Two chassis designs are available in water-cooled versions: the chassis 4/3 and the chassis 3/2.

Fully qualified

Inverter platforms undergo a rigorous qualification process. During this process the inverter is subjected to a range of arduous type tests in accordance with a combination of international and vendor’s in-house standards. This includes electrical, thermal, thermal cycling, environmental, and shock and vibration testing. Additionally, each intelligent power module and final assembly undergoes a full suite of tests during production including isolation, operational load tests and short circuit tests. Typically, vendors offer a burn-in service for customers who require an elevated level of severity. This ensures maximum robustness and reliability during the long service lifetimes necessary for high-value, grid-connected power-generation equipment.

An intelligent power module is at the heart of an inverter.

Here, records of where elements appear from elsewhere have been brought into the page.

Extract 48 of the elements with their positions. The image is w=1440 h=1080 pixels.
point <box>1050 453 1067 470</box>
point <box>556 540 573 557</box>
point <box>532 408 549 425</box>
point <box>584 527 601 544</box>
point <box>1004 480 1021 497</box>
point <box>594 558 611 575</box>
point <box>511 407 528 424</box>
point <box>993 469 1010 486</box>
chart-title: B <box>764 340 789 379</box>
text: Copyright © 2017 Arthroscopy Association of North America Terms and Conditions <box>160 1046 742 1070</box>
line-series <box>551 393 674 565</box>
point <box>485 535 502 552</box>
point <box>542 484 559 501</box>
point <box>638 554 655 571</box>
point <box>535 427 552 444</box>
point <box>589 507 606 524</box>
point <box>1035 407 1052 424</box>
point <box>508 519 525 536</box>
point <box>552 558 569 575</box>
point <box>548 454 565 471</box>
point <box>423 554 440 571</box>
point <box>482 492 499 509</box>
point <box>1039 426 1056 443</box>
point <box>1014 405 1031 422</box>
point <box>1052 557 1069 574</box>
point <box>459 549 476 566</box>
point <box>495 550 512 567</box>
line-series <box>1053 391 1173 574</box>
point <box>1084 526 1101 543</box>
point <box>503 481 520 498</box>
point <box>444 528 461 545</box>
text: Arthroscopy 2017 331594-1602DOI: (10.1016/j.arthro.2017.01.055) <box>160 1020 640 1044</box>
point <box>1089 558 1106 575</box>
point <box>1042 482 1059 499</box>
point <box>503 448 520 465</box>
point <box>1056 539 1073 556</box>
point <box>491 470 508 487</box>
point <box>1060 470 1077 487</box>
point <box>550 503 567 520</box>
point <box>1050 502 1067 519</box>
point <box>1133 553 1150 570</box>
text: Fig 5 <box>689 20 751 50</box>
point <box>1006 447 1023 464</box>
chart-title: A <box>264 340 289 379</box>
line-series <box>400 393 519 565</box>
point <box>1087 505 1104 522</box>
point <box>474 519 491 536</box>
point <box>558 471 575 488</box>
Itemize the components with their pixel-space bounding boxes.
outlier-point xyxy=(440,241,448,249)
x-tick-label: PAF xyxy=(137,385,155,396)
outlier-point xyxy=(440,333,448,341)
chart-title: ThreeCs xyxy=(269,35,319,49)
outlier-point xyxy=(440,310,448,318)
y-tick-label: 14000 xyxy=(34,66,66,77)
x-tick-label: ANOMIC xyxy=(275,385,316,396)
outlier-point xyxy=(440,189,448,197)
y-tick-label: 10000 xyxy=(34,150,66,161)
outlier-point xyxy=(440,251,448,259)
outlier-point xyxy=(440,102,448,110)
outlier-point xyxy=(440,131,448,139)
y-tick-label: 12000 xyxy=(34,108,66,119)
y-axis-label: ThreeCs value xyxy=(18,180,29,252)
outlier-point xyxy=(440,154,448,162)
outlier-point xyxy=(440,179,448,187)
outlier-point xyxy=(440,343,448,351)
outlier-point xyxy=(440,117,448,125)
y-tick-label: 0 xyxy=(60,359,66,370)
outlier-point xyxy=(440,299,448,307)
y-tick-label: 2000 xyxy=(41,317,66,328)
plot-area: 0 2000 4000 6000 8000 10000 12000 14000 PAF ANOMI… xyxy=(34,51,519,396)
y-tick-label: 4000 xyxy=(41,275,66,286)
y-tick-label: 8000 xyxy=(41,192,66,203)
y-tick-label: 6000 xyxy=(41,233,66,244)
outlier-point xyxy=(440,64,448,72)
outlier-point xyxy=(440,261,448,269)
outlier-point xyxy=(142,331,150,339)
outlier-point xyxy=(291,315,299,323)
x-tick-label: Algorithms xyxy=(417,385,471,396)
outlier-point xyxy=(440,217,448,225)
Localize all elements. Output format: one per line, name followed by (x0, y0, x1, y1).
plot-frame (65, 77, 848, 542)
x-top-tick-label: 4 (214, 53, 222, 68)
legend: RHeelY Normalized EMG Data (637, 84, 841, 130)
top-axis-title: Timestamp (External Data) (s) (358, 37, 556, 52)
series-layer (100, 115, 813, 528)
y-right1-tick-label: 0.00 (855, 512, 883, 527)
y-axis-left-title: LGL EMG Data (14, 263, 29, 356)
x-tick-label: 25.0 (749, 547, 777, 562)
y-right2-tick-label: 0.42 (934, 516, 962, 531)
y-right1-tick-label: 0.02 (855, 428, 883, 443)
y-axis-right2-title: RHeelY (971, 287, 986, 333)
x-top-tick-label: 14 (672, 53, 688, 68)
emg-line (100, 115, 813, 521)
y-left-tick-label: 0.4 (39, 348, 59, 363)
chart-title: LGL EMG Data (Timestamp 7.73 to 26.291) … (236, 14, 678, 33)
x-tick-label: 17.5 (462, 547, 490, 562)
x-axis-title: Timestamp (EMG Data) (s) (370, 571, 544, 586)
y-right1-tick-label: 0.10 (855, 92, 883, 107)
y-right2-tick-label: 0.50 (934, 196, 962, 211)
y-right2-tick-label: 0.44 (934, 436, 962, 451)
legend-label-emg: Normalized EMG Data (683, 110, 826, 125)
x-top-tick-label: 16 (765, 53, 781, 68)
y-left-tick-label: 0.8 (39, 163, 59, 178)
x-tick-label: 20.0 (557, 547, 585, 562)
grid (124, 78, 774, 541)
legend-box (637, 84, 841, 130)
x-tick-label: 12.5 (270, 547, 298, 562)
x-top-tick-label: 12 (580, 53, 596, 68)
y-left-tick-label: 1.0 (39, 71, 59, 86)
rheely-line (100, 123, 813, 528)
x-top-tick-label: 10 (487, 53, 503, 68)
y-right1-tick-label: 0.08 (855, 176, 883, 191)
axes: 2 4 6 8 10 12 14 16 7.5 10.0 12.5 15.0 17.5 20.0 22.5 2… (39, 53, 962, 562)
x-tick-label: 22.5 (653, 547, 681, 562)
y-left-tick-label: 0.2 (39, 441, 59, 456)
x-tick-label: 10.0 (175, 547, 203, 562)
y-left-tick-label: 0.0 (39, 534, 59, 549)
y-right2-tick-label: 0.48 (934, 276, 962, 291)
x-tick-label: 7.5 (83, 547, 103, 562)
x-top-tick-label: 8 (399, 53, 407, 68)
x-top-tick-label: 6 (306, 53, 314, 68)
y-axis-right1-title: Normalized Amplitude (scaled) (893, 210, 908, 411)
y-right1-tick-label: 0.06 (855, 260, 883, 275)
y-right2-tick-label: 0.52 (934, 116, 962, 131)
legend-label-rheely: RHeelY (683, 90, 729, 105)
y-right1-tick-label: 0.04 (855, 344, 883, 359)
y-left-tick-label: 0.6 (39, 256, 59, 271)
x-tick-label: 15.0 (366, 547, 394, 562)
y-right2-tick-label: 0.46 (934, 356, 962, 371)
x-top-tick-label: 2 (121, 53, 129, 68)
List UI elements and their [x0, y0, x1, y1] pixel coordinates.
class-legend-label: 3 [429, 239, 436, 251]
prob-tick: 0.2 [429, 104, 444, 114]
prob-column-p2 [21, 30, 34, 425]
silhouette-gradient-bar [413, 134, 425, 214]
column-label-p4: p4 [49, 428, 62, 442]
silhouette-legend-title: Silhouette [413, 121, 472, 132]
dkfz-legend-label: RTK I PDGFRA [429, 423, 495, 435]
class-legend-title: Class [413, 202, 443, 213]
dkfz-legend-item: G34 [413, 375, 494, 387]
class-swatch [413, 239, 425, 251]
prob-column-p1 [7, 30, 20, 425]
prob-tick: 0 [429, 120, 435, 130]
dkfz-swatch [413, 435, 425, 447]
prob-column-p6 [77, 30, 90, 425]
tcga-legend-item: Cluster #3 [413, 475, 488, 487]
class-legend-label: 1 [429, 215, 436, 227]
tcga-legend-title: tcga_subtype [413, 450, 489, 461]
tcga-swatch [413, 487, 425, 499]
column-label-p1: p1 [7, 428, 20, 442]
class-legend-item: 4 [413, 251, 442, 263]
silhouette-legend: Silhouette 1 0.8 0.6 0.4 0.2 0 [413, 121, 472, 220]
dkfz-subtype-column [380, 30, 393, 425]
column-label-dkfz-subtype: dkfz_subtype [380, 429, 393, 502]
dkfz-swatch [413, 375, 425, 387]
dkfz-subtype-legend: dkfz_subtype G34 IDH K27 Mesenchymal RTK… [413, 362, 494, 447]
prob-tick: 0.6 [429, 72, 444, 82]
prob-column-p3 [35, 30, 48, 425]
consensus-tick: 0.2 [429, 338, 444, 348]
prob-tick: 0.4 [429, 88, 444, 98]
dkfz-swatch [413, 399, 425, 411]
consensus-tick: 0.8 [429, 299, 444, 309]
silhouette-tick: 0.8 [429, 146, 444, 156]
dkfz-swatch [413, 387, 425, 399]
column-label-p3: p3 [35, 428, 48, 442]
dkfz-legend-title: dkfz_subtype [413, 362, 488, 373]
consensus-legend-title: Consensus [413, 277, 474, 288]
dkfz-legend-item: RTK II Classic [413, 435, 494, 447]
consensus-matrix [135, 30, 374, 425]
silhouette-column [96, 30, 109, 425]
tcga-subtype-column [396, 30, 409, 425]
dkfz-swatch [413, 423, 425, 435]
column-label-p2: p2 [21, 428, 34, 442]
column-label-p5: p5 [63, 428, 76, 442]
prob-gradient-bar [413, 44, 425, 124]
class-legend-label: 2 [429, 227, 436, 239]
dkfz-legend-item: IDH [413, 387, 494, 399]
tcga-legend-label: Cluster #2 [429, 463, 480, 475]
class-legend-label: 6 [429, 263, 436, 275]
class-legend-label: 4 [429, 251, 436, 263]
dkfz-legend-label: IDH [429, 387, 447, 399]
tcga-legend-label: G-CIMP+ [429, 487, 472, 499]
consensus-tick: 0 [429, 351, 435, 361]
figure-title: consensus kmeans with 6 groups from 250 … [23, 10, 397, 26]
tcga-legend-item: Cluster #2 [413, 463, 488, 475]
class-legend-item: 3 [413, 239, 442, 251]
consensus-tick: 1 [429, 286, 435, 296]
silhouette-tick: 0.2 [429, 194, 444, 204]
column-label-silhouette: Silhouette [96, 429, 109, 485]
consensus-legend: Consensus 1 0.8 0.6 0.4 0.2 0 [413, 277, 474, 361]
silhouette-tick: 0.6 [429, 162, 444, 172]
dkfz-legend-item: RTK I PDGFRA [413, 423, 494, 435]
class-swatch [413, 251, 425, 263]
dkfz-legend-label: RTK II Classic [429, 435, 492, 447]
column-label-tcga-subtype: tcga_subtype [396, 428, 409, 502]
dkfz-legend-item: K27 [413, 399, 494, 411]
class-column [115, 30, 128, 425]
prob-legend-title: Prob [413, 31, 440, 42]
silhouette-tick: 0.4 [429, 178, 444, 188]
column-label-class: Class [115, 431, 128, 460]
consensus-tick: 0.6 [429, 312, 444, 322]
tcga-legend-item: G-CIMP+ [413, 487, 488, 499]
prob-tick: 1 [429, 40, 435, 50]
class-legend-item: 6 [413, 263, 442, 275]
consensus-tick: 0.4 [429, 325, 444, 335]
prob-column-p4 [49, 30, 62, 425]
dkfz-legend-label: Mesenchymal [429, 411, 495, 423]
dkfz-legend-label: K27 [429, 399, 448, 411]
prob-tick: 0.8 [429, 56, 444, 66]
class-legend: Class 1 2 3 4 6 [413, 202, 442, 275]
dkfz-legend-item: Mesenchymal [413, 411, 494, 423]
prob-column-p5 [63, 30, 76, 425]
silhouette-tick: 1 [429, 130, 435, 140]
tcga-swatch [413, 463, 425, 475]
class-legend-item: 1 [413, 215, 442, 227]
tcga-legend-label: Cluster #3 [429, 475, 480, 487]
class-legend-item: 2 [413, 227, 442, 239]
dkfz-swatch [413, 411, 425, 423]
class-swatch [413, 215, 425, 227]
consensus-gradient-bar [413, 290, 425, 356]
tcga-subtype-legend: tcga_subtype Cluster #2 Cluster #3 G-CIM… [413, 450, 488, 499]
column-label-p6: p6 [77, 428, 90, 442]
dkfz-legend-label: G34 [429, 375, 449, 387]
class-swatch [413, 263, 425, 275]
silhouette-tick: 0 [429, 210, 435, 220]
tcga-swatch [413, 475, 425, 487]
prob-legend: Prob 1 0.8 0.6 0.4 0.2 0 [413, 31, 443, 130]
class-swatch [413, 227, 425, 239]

Benefits for the renewable market

A converter system supplier can benefit from the ability to outsource a standard product for renewable energy solutions. The system supplier now has the freedom to choose from a range of qualified models. This eliminates the need for costly investment in design and manufacturing resources, and minimises technical risk. The flexibility within the product family and functional design has added another dimension to the supply chain thus enabling the systems suppliers to meet the short time to market for commodity demands that are prevalent in the market.

An important responsibility is placed on inverter manufacturers in the need to future-proof their products by ensuring compatibility with the next generation of inverters. This will allow users to take full advantage of the next generation of inverter technology with its increased power density and new digital drivers when it becomes available.